Much of my work involved computer simulations. Since the graduate student whom I helped wrote all of his codes in C++, my task for the first two weeks was to learn the basics of this computer language. Once I was skilled enough to read and write simple code, I performed tests of the model by running the program several times with different parameters. Later I constructed a simulation program from scratch, this time using the graduate student’s recently derived analytical model of the dust anomaly. While my work this summer was entirely focused on cosmology and I plan to pursue a career in astronomy, the research experience and programming knowledge I gained will prove invaluable in my near future. The classes I have taken as an undergraduate have taught me the principles and facts I need for a life of science, but the skills required to deconstruct a complex physical situation and rebuild it into a simple, quick-running computer model are best gained through firsthand research experience.
My summer program was not entirely without problems, though those that persisted were minor. Both my professor and the graduate student were quite busy throughout the summer, so I was often unsupervised as I worked. Because of this, the delays between when I would complete a project and when I could start a new one were frequently extended, leaving me with little to do. Usually I filled these gaps by practicing programming with C++, so little time was actually wasted. And while we have not yet decisively proven our hypothesis due to time constraints, I will continue to work with my team in UTokyo while I am back in the United States, and hopefully our project will reach a satisfying conclusion.

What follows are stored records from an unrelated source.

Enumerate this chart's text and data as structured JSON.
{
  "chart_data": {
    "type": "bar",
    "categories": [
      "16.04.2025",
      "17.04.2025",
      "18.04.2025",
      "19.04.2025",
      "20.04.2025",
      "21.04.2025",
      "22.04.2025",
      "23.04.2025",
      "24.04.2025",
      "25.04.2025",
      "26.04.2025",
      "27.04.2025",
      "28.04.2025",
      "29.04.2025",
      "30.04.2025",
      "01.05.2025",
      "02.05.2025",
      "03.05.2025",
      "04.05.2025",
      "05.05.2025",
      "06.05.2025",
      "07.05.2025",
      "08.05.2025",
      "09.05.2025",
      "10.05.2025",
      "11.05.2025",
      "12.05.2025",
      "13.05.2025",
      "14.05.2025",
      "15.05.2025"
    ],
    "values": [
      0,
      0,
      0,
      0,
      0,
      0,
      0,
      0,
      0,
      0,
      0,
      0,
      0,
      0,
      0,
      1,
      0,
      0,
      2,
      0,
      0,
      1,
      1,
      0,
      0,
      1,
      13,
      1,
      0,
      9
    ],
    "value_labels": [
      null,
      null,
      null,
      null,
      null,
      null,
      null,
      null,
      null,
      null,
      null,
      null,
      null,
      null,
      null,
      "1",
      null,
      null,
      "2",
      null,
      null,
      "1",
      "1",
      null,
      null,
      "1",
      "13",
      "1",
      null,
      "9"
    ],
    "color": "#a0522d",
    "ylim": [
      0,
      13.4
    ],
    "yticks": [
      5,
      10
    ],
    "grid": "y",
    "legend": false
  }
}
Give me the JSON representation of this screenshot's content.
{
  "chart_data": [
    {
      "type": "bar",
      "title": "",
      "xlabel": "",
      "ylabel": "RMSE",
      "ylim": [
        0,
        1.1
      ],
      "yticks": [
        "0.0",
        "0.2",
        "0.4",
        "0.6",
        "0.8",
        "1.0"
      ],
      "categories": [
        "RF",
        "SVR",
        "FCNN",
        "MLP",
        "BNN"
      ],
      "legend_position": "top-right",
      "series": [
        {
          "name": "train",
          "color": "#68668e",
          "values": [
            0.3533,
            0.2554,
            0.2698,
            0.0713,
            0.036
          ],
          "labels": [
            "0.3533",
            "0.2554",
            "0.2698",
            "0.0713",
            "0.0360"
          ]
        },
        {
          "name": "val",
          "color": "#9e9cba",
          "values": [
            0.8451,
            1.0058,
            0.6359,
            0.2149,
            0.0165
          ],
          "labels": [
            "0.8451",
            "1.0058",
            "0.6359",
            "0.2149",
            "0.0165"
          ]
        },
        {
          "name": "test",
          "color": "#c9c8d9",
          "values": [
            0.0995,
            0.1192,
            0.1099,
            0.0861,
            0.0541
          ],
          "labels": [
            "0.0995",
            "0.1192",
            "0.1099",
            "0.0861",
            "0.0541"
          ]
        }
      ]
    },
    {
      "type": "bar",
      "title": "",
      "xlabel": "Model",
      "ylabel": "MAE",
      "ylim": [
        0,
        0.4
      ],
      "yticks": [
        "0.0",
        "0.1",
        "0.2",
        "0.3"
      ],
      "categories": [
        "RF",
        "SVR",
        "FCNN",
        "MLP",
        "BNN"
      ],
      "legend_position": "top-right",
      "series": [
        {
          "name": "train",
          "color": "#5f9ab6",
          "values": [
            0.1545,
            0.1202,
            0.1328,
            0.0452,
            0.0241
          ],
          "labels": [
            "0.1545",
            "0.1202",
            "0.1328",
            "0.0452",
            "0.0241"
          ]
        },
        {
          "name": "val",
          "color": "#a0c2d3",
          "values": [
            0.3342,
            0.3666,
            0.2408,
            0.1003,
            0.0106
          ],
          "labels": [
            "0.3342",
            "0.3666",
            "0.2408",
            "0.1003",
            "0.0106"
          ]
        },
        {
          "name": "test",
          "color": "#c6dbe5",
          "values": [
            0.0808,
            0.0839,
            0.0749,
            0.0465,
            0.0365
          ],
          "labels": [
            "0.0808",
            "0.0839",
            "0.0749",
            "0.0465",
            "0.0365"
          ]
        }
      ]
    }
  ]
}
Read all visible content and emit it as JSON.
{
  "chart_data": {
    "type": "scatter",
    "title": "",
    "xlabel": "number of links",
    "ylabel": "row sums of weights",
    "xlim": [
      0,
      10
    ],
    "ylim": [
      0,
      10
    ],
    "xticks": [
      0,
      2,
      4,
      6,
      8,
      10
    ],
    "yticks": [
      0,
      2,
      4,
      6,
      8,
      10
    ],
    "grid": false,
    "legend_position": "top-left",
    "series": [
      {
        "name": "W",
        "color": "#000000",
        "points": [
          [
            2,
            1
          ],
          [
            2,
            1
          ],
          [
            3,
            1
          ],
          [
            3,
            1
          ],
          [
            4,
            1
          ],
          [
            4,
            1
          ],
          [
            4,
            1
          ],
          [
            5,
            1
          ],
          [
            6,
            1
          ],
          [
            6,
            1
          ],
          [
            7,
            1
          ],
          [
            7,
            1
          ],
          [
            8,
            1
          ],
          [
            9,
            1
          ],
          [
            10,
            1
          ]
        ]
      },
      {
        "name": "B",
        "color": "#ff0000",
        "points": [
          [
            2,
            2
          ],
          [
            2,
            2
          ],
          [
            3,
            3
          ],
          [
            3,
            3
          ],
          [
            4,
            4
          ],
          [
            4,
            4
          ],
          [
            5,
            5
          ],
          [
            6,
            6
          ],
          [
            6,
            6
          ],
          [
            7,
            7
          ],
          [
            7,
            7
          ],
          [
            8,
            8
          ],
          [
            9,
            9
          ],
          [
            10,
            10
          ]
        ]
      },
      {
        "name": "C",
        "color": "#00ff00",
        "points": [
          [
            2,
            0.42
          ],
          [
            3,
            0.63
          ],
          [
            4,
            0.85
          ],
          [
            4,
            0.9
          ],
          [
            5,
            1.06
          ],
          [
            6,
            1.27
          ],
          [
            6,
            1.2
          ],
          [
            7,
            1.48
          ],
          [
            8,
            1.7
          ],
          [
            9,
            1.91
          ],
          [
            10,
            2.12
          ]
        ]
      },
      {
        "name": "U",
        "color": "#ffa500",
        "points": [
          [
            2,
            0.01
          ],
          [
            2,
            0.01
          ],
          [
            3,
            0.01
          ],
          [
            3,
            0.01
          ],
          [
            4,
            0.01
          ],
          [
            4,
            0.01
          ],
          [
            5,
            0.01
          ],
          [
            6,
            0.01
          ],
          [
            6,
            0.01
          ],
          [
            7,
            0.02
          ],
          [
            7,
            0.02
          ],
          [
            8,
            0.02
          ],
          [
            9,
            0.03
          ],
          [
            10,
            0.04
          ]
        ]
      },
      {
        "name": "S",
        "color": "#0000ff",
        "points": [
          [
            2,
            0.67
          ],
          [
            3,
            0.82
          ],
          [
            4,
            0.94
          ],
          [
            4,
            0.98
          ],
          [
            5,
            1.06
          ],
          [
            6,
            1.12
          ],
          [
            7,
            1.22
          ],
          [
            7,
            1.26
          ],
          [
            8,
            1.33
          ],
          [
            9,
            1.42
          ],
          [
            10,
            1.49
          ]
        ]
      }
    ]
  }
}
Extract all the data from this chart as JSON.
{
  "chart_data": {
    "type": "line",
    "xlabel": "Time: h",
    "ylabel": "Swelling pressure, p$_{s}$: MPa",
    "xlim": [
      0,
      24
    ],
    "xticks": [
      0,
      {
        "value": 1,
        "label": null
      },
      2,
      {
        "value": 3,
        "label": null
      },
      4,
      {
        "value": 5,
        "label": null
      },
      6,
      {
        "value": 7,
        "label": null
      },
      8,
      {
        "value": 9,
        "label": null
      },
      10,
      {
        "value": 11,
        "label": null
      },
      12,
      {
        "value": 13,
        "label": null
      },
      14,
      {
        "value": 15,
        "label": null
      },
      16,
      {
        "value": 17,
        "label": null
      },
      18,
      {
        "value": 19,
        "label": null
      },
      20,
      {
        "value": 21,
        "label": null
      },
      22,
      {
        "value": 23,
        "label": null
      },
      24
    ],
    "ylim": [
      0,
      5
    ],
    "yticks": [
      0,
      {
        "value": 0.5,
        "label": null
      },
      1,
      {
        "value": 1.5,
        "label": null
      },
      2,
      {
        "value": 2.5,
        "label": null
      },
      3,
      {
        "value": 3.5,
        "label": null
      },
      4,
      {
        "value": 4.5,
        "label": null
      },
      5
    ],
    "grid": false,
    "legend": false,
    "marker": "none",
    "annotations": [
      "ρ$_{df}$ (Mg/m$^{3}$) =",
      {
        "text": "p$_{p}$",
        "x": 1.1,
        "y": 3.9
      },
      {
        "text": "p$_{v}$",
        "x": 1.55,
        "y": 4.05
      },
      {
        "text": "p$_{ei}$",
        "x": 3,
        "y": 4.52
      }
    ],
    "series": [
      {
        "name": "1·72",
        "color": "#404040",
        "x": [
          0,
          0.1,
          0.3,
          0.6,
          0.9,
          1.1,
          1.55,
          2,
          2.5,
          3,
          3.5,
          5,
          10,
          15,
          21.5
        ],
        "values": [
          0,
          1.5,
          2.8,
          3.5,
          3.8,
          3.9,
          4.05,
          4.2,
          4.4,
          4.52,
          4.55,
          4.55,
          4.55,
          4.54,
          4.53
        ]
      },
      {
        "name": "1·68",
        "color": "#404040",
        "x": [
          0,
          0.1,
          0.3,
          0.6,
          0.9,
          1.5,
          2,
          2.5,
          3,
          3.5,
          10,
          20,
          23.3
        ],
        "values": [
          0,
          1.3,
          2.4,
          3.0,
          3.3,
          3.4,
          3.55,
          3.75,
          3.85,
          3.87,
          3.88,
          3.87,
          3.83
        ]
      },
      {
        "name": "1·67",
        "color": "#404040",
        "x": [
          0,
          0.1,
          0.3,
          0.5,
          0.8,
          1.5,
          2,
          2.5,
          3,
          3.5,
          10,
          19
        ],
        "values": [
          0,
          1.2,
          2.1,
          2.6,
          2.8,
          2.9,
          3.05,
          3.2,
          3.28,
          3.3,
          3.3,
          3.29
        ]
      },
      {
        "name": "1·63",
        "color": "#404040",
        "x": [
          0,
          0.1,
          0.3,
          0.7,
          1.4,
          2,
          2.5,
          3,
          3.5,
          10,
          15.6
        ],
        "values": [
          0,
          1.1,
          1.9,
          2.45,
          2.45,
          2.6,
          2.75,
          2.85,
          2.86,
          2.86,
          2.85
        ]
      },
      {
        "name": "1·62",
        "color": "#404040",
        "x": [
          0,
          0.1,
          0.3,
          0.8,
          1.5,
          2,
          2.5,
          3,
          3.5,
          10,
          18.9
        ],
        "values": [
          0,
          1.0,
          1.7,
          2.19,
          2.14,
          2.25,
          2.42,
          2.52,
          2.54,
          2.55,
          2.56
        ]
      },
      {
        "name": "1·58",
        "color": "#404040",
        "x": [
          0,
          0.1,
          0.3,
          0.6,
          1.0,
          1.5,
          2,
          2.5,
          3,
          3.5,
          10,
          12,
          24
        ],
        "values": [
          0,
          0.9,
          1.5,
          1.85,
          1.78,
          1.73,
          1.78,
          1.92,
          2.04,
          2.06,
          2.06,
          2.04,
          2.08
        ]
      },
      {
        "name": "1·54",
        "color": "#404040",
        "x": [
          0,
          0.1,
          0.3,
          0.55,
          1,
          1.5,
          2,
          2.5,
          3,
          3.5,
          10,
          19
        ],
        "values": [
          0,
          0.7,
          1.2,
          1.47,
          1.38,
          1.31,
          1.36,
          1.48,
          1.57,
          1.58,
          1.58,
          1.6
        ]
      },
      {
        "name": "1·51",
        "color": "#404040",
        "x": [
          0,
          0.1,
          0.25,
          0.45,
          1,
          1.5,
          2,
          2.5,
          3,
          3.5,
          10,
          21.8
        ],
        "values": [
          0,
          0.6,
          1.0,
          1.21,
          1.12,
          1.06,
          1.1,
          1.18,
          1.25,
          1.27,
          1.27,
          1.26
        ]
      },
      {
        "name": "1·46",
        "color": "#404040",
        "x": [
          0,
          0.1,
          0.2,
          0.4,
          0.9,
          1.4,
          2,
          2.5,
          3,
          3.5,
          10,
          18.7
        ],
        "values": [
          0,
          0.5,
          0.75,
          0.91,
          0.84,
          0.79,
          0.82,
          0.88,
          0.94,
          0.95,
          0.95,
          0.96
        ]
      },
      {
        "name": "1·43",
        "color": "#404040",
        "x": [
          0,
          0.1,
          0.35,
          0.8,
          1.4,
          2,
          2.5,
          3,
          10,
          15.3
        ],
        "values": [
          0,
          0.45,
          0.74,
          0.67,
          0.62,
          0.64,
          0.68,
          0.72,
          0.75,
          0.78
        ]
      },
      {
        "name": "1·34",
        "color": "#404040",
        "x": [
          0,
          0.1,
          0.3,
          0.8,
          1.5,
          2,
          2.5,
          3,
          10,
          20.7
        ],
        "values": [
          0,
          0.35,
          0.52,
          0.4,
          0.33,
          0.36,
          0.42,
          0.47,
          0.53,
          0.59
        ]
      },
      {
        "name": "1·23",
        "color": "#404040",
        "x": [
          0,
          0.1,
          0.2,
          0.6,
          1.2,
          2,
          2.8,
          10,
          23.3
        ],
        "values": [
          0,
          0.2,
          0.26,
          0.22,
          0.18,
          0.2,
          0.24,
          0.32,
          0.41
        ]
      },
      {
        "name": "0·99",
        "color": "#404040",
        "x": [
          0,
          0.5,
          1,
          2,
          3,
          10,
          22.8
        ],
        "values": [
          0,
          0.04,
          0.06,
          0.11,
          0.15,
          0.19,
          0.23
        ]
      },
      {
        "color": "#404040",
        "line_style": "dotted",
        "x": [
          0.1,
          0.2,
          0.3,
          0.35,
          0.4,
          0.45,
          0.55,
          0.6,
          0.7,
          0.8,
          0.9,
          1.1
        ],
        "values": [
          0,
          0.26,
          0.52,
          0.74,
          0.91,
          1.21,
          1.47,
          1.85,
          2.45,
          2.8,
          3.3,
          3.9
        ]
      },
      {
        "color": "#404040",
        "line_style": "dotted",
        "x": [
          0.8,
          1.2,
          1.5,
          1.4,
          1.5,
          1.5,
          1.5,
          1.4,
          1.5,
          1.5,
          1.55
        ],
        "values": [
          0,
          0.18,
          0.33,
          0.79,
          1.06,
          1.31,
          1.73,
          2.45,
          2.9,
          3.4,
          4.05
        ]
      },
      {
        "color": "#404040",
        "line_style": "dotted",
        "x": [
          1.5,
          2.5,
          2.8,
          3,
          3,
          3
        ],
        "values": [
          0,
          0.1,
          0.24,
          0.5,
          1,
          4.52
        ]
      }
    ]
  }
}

As for my non-work-related experiences in Tokyo, my trip to Japan exceeded all expectations. From climbing Mt. Fuji to eating curry for the first time, the activities and locales I participated in and visited were always exciting and exotic. This was my first trip outside of the United States, and immersing myself entirely within a foreign culture proved to be an incredible learning experience. I am more comfortable speaking in Japanese now than I was in May, and I learned more about kanji in Tokyo’s many train stations than I ever did in the classroom. And while I have never truly enjoyed seafood, I was never disappointed with Japan’s menu.
If I could leave a message for any Friends of UTokyo who will come after me, it is that they should travel through Japan as much as possible. I missed an opportunity to spend a weekend in Kyoto and have regretted it ever since. Even if one is not able to leave Tokyo, the myriad array of cultures and happenings in the towns of Shinjuku, Shibuya, Akihabara and so many more are enough to surprise you every day for months. Research is vital, and work is important, but anybody lucky enough to visit Japan should not let these run his or her life. Japan is amazing, and leaving the archipelago without seeing and doing as much as possible is simply a mistake.
In closing, I extend my greatest thanks to Friends of UTokyo, as your support has blessed me with one of the richest experiences of my life. The memories of Japan and all that I encountered will stay with me forever, and the research skills I have honed will surely benefit me as I head begin my career in science. I hope, in some shape or form, that someday I can return the favor.